My brother, the former Babe Ruth Leaguer, remains deeply skeptical of Major League Baseball’s newly instituted pitch clock.
He is not alone in regarding the sport’s leisurely pace as an integral part of its charm. But many analysts cheer any attempt to trim the bloated runtime of modern games.
Field of Dreams leaves older fans misty-eyed, but if you can erect a skyscraper on the field in the time it takes to play a double-header, “America’s Pastime” is not going to hit a home run with younger generations.
Have you ever wondered what other activities in life deserve a timeclock and a series of internationally recognized signals that someone needs to pick up the $%^&* pace?
For starters, there are the raconteurs oblivious to their own snotty nose. They think you’re hanging on their every word, but in fact you’re more fascinated by what’s hanging from their nostrils.
After two minutes of patience, cut loose with a megapack of Kleenex fired from a T-shirt cannon.
Adrenaline-enhanced shopping excursions invite critique. (“OK, I’ll hold your purse another 20 minutes. After that, if you shop ‘til you drop, I’m telling the buzzards, ‘Cleanup on aisle 7!’”)
In all fairness, interminable home-repair and automotive-repair projects need restrictions, too. (“One more weekend. Then you’re sleeping in a van-up-on-blocks down by the river.”)

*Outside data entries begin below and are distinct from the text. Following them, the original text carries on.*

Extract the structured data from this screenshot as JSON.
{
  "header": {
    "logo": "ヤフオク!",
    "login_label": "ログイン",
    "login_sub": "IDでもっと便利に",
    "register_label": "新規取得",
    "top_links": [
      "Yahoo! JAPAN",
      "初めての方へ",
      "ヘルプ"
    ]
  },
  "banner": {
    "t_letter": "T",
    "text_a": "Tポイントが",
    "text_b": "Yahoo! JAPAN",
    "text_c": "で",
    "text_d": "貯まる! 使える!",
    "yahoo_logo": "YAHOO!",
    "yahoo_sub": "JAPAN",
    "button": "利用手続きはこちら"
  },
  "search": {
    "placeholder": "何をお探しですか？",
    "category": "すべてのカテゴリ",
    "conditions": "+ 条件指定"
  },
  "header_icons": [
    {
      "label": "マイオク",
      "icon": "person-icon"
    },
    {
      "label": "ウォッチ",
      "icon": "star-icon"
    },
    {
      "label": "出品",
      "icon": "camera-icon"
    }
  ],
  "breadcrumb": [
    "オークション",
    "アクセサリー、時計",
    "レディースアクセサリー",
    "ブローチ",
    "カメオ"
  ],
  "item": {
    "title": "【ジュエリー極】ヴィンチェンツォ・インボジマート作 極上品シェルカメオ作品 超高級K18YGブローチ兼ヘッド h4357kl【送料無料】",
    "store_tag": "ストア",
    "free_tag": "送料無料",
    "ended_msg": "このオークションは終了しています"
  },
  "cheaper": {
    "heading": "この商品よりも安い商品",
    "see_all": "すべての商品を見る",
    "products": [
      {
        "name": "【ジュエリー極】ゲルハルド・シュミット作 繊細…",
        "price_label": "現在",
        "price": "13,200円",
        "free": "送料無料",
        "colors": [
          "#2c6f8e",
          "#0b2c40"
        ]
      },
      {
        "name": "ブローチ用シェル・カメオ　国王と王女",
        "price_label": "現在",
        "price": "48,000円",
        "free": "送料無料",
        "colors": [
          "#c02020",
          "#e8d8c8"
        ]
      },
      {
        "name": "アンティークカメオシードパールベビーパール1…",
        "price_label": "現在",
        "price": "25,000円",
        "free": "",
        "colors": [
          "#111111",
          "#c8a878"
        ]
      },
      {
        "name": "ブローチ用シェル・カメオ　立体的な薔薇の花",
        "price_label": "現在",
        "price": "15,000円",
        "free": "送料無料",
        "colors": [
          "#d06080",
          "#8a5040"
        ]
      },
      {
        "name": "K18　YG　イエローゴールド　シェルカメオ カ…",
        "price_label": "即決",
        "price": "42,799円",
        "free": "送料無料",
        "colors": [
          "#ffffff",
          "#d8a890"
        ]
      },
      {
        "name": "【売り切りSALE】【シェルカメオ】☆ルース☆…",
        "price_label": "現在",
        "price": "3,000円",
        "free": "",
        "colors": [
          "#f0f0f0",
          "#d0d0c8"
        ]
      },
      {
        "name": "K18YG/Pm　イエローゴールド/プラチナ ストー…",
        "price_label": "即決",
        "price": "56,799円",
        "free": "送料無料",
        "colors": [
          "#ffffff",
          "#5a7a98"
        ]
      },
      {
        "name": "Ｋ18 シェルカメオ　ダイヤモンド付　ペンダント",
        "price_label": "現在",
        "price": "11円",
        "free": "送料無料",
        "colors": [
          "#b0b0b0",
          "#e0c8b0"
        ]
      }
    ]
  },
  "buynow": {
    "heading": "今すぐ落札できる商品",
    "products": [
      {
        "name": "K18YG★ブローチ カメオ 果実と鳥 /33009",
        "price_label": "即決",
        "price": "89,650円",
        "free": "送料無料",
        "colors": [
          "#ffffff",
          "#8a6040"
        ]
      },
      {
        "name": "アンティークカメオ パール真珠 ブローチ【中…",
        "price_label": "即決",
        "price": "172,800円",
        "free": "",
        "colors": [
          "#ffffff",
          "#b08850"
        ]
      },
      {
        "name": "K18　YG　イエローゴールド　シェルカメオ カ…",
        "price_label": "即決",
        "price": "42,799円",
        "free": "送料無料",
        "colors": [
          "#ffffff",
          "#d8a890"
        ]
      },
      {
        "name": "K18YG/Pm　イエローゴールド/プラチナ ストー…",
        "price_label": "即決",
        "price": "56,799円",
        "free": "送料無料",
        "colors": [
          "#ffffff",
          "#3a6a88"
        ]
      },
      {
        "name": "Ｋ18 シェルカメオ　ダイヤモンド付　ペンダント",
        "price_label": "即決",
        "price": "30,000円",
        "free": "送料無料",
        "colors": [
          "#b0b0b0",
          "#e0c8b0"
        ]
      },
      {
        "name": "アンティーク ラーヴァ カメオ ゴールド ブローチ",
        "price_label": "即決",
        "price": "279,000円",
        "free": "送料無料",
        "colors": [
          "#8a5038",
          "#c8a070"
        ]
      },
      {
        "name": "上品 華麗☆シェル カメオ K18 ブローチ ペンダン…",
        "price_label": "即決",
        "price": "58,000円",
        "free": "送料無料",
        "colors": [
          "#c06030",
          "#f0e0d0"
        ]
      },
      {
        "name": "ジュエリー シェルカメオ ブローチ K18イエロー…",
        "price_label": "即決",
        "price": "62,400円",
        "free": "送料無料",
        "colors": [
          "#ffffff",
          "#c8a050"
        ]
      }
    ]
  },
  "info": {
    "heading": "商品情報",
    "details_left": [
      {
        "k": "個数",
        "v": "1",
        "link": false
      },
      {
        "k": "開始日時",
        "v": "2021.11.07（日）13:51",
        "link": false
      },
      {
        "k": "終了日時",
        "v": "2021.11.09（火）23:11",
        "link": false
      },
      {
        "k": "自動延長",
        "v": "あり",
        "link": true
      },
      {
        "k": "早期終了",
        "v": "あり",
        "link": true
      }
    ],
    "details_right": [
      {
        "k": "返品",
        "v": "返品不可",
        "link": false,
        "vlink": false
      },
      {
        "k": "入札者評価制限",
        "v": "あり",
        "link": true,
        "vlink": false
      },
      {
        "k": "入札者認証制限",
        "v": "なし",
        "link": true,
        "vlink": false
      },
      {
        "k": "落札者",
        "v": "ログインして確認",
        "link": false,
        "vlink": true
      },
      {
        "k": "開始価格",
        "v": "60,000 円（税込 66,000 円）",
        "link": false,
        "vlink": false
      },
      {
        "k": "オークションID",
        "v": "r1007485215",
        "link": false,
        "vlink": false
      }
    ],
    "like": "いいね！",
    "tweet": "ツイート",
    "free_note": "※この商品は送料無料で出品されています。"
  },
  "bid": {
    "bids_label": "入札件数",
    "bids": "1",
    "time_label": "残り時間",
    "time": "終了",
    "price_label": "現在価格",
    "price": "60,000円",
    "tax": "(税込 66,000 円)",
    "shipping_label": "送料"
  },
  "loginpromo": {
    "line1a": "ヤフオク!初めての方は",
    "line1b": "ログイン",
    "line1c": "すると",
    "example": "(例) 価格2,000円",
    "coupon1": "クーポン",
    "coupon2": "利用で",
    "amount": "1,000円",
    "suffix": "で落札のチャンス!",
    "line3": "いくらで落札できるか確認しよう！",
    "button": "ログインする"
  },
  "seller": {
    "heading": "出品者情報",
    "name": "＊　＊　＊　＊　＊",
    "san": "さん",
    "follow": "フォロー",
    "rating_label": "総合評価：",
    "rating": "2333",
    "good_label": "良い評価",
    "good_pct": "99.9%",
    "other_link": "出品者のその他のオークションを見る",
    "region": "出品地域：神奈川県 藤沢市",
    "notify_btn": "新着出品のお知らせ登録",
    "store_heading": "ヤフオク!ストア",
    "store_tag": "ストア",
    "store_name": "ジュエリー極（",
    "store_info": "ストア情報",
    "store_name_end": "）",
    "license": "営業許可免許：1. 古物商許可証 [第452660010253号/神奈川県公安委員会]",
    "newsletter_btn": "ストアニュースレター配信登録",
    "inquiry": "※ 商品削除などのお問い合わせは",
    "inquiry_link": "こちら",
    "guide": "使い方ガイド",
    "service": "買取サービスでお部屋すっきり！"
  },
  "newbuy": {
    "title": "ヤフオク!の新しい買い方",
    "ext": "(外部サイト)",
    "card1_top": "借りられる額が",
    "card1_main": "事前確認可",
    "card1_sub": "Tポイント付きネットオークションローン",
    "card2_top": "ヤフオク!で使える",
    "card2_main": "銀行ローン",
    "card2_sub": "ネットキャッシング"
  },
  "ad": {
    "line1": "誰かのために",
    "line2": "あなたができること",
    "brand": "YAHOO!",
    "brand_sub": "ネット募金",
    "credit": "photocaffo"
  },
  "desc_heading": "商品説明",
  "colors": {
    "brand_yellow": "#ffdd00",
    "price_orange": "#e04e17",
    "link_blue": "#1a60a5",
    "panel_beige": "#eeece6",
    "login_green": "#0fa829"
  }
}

How about “will he or won’t he?” political candidates who spend months holding their finger to the wind and dipping their toe in the water? OK, the first dip is free, but after that we’re putting piranhas in the pond, dude.
Let’s not overlook insufferable nonentities basking in their “15 minutes of fame.” Let’s shut this down early. (“I know it has been only nine minutes, but as Alan Jackson sang, ‘It’s 15 minutes somewhere.’”)
What about family members who hover in front of an open refrigerator for what seems like an eternity? I know, they’re just trying to decide what grub strikes their fancy.
OK, but after the lettuce starts to wilt, they should be more worried about what size boot is going to be striking their gluteus maximus.
I propose zero tolerance for those recorded “Your business is very important to us” messages, as well as for restaurant wait staff who hog your time with endless focus-group-tested adjectives. (“Your thesaurus is very *snicker* important to us. I’m sorry but I can’t do this without laughing. Just as you’ll someday look back on your tip and laugh.”)
How about the clueless people who run into old acquaintances and sprawl across the entire grocery aisle or five parking spaces for a traffic-stopping gabfest?
You can arrange for professional crowd dispersal with just a few kind words. (“I’m so glad y’all are speaking to each other, considering what she’s been saying all over town about your momma …”)
Most ministers have already adapted to current attention spans, but many of you have encountered the kind who lose all track of time.
Those clergymen can be conditioned to love their fellow humans more and the sound of their own voice less. (“You mean that was the collection plate I shot all to pieces, preacher? Sorry. I dreamed I was duck hunting. Better luck next week.”)
I would love to hear some of the things you readers want to put a timer on.
Pay no attention to the mysterious voice whispering, “Submit it and he will plagiarize.”